A high-profile group of children's authors, publishers, teachers and librarians is calling on the government to make school libraries statutory. Signatories to a petition to Number 10 include Philip Pullman, Horrid Henry creator Francesca Simon and former children's laureate Michael Rosen, as well as the general secretary of the National Union of Teachers Christine Blower, Dave Prentis, general secretary of Unison, top children's publishers and the directors of a raft of youth library associations.
This is, of course, a logical idea - but what should a library - any library - look like in the future? Is there, for example, another petition from the same type of high-profile group demanding a radical rethink about the way that "digital literacy" is taught.
The petition itself – which calls on the government "to accept in principle that it will make school libraries, run by properly qualified staff, statutory" – will run until December, but by the end of the summer school term Gibbons hopes to have consolidated the support of the book world and to have started soliciting support from community figures, faith groups and celebrities within the wider community.
Properly qualified staff meaning someone who can find a book on Google Book Search?
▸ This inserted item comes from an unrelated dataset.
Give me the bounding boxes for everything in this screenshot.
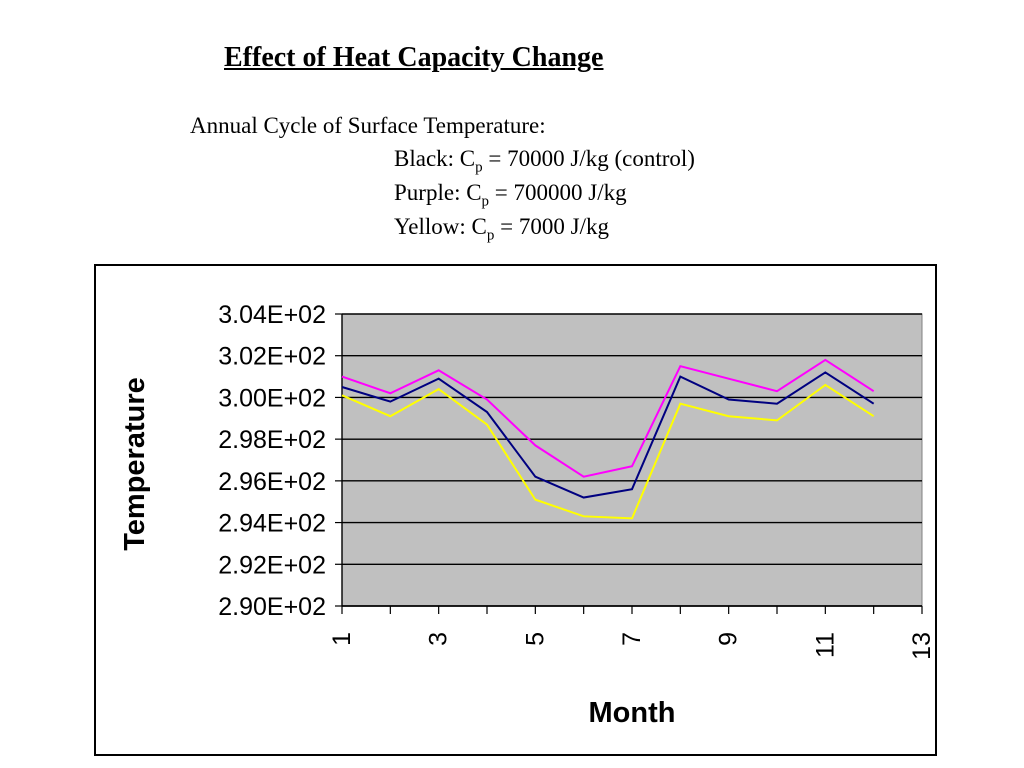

Who can explain issues of trust and verification when using, say, Wikipedia? Someone versed in the narrative genius of many computer games? Someone who is, at least, thinking about Kindles and E-Readers; about marketing the case for reading printed texts over the competing stories found online? Someone who knows where textual resources reside in the digital domain. I'm sure the "celebrities within the wider community" will be able to help here. From the Guardian.